Although it is widely accepted that the major focus of genetic research into human health is by studying diseased subjects, extremely long-living subjects may be equally relevant. The delayed occurrence of disease and death from disease by the combined influences of genetic and lifestyle factors in long-living subjects may point at mechanisms beneficially influencing the ageing process and pathophysiology of major diseases. In the Leiden Longevity Study we have collected 430 nonagenarian siblings (93 years on average) enriched for familial influences on longevity [14] since their parents, siblings and children live longer than their birth cohort. In the sibling pairs we perform a genome-wide linkage scan to detect major longevity loci. To detect common variants with smaller effects we perform a genome-wide association scan comparing nonagenarian siblings and controls: the partners of the children of the siblings (60 years on average). The first genome-wide scan for this phenotype revealed positive linkage on chromosome 4 and a candidate gene in the linkage area that associated to longevity [8]. In the Leiden Longevity Study, however, the linkage could not be replicated and a meta-analysis of the candidate longevity gene showed that it had been a false positive association [4].

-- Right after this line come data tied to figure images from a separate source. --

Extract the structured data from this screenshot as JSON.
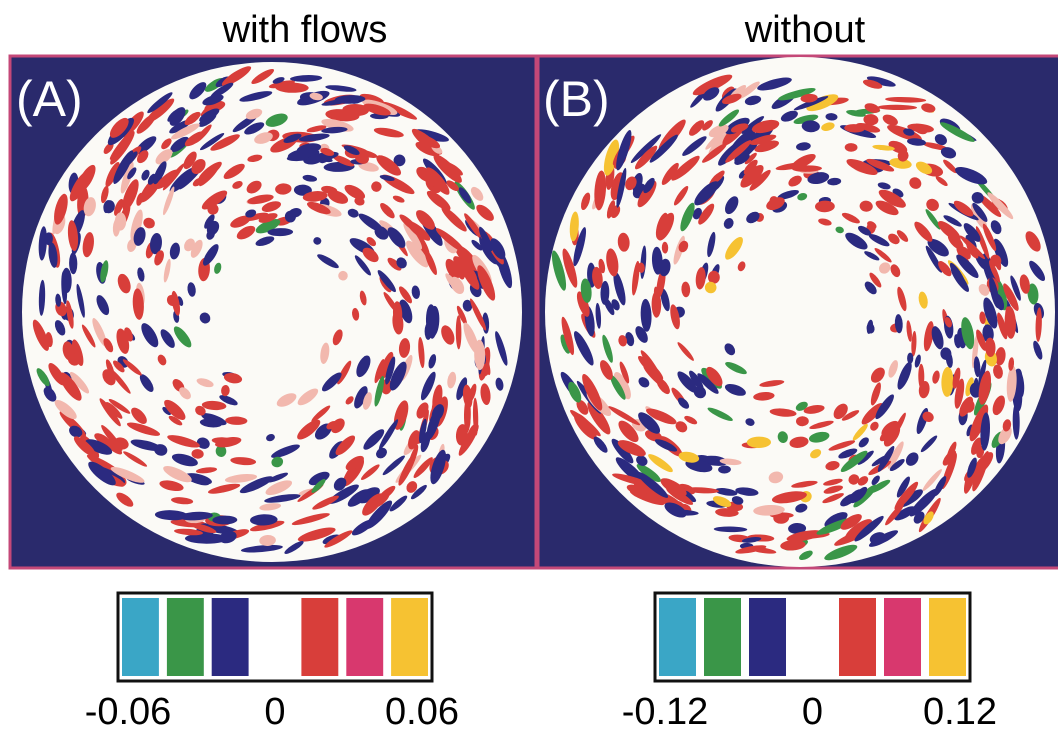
{
  "panels": [
    {
      "title": "with flows",
      "label": "(A)",
      "colorbar": {
        "colors": [
          "#3aa6c6",
          "#3a9648",
          "#2b2a80",
          "#ffffff",
          "#d83e3a",
          "#d8386e",
          "#f6c232"
        ],
        "ticks": [
          -0.06,
          0,
          0.06
        ]
      }
    },
    {
      "title": "without",
      "label": "(B)",
      "colorbar": {
        "colors": [
          "#3aa6c6",
          "#3a9648",
          "#2b2a80",
          "#ffffff",
          "#d83e3a",
          "#d8386e",
          "#f6c232"
        ],
        "ticks": [
          -0.12,
          0,
          0.12
        ]
      }
    }
  ]
}
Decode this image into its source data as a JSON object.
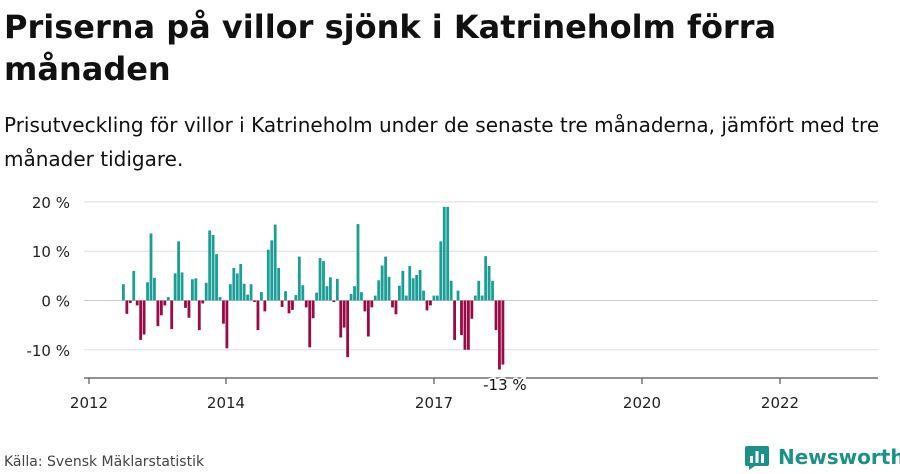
{
  "header": {
    "title": "Priserna på villor sjönk i Katrineholm förra månaden",
    "subtitle": "Prisutveckling för villor i Katrineholm under de senaste tre månaderna, jämfört med tre månader tidigare."
  },
  "footer": {
    "source": "Källa: Svensk Mäklarstatistik",
    "brand": "Newsworthy"
  },
  "colors": {
    "positive": "#1a9e96",
    "negative": "#990a46",
    "grid": "#dddddd",
    "axis": "#555555",
    "brand": "#1b9188"
  },
  "icons": {
    "brand": "bar-chart-logo-icon"
  },
  "chart_data": {
    "type": "bar",
    "title": "",
    "xlabel": "",
    "ylabel": "",
    "x_ticks": [
      "2012",
      "2014",
      "2017",
      "2020",
      "2022"
    ],
    "y_ticks": [
      "-10 %",
      "0 %",
      "10 %",
      "20 %"
    ],
    "ylim": [
      -15,
      22
    ],
    "grid": true,
    "last_label": "-13 %",
    "series": [
      {
        "name": "",
        "values": [
          3.3,
          -2.7,
          -0.5,
          6.0,
          -1.0,
          -8.0,
          -6.9,
          3.7,
          13.6,
          4.6,
          -5.2,
          -3.0,
          -1.0,
          0.7,
          -5.8,
          5.5,
          12.0,
          5.7,
          -1.5,
          -3.5,
          4.3,
          4.5,
          -6.0,
          -0.6,
          3.6,
          14.2,
          13.3,
          9.4,
          0.7,
          -4.7,
          -9.7,
          3.3,
          6.6,
          5.5,
          7.4,
          3.4,
          1.2,
          3.3,
          -0.3,
          -6.0,
          1.7,
          -2.2,
          10.3,
          12.2,
          15.4,
          6.6,
          -1.3,
          1.9,
          -2.6,
          -1.9,
          1.1,
          8.9,
          3.1,
          -1.4,
          -9.5,
          -3.6,
          1.6,
          8.6,
          8.0,
          2.9,
          4.7,
          -0.3,
          4.4,
          -7.5,
          -5.5,
          -11.5,
          1.3,
          2.9,
          15.5,
          1.7,
          -2.2,
          -7.3,
          -1.4,
          1.0,
          4.1,
          7.1,
          8.9,
          4.8,
          -1.4,
          -2.8,
          3.0,
          6.0,
          1.0,
          7.0,
          4.5,
          5.2,
          6.2,
          2.0,
          -2.0,
          -1.0,
          1.0,
          1.0,
          12.0,
          19.0,
          19.0,
          4.0,
          -8.0,
          2.0,
          -7.0,
          -10.0,
          -10.0,
          -3.7,
          1.0,
          4.0,
          1.0,
          9.0,
          7.0,
          4.0,
          -6.0,
          -14.0,
          -13.0
        ]
      }
    ]
  }
}
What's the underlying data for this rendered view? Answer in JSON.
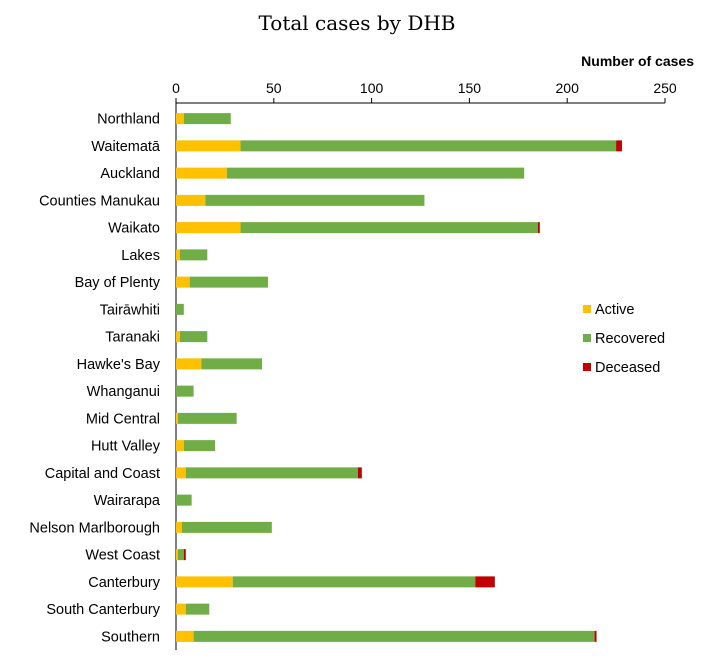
{
  "chart_data": {
    "type": "bar",
    "orientation": "horizontal",
    "stacked": true,
    "title": "Total cases by DHB",
    "xlabel": "Number of cases",
    "ylabel": "",
    "xlim": [
      0,
      250
    ],
    "xticks": [
      0,
      50,
      100,
      150,
      200,
      250
    ],
    "xtick_labels": [
      "0",
      "50",
      "100",
      "150",
      "200",
      "250"
    ],
    "legend_position": "right",
    "categories": [
      "Northland",
      "Waitematā",
      "Auckland",
      "Counties Manukau",
      "Waikato",
      "Lakes",
      "Bay of Plenty",
      "Tairāwhiti",
      "Taranaki",
      "Hawke's Bay",
      "Whanganui",
      "Mid Central",
      "Hutt Valley",
      "Capital and Coast",
      "Wairarapa",
      "Nelson Marlborough",
      "West Coast",
      "Canterbury",
      "South Canterbury",
      "Southern"
    ],
    "series": [
      {
        "name": "Active",
        "color": "#FFC000",
        "values": [
          4,
          33,
          26,
          15,
          33,
          2,
          7,
          0,
          2,
          13,
          0,
          1,
          4,
          5,
          0,
          3,
          1,
          29,
          5,
          9
        ]
      },
      {
        "name": "Recovered",
        "color": "#70AD47",
        "values": [
          24,
          192,
          152,
          112,
          152,
          14,
          40,
          4,
          14,
          31,
          9,
          30,
          16,
          88,
          8,
          46,
          3,
          124,
          12,
          205
        ]
      },
      {
        "name": "Deceased",
        "color": "#C00000",
        "values": [
          0,
          3,
          0,
          0,
          1,
          0,
          0,
          0,
          0,
          0,
          0,
          0,
          0,
          2,
          0,
          0,
          1,
          10,
          0,
          1
        ]
      }
    ]
  }
}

Prominent phenotypes in human ageing research are disease-related parameters or the age at death of study subjects. Currently, the field is lacking biomarkers or intermediate phenotypes that can be used in genetic studies. Biomarkers would be parameters that provide inside into the biological age of subjects and their risk of dying rather than the chronological age. The design of the Leiden Longevity Study allows for the investigation of potential biomarkers of ageing and for a combined analysis of genetics and biomarkers. A whole spectrum of potential biomarkers is being investigated in the Leiden Longevity Study including cytokine profiles, NMR and mass spectrometry profiles of serum proteins and urinary metabolites, gene expression profiles, DNA methylation patterns and telomere shortening. In addition data on nutrition and lifestyle are collected. The first example of a potential biomarker of ageing is the low density lipoprotein (LDL) particle size in serum. We and others found that exceptionally old individuals have a remarkable lower number of small LDL particles [9, 3]. Small LDL particles are considered to be atherogenic [5]. Evidence from animal studies and trials support the importance of LDL size and also that these particles reflect metabolic rate. The beneficial lipoprotein particle profile observed in the nonagenarian siblings is already present among their middle aged children as compared to partners of the children, of which a propensity to become long-lived is expected. Studies investigating whether and how these profiles protect from disease in middle age (the childrens’ generation) may provide clues for the underlying biological mechanism.

In summary, genetic research of complex traits requires the inclusion of multiple study populations and designs, the complementary analysis strategies of linkage, association and DNA sequencing and the complementary knowledge of the biology of humans and animal models. In most of these studies the influence of environmental factors such as lifestyle and nutrition is hardly investigated. Such data would enable a more sophisticated analysis of the gene by environment interactions.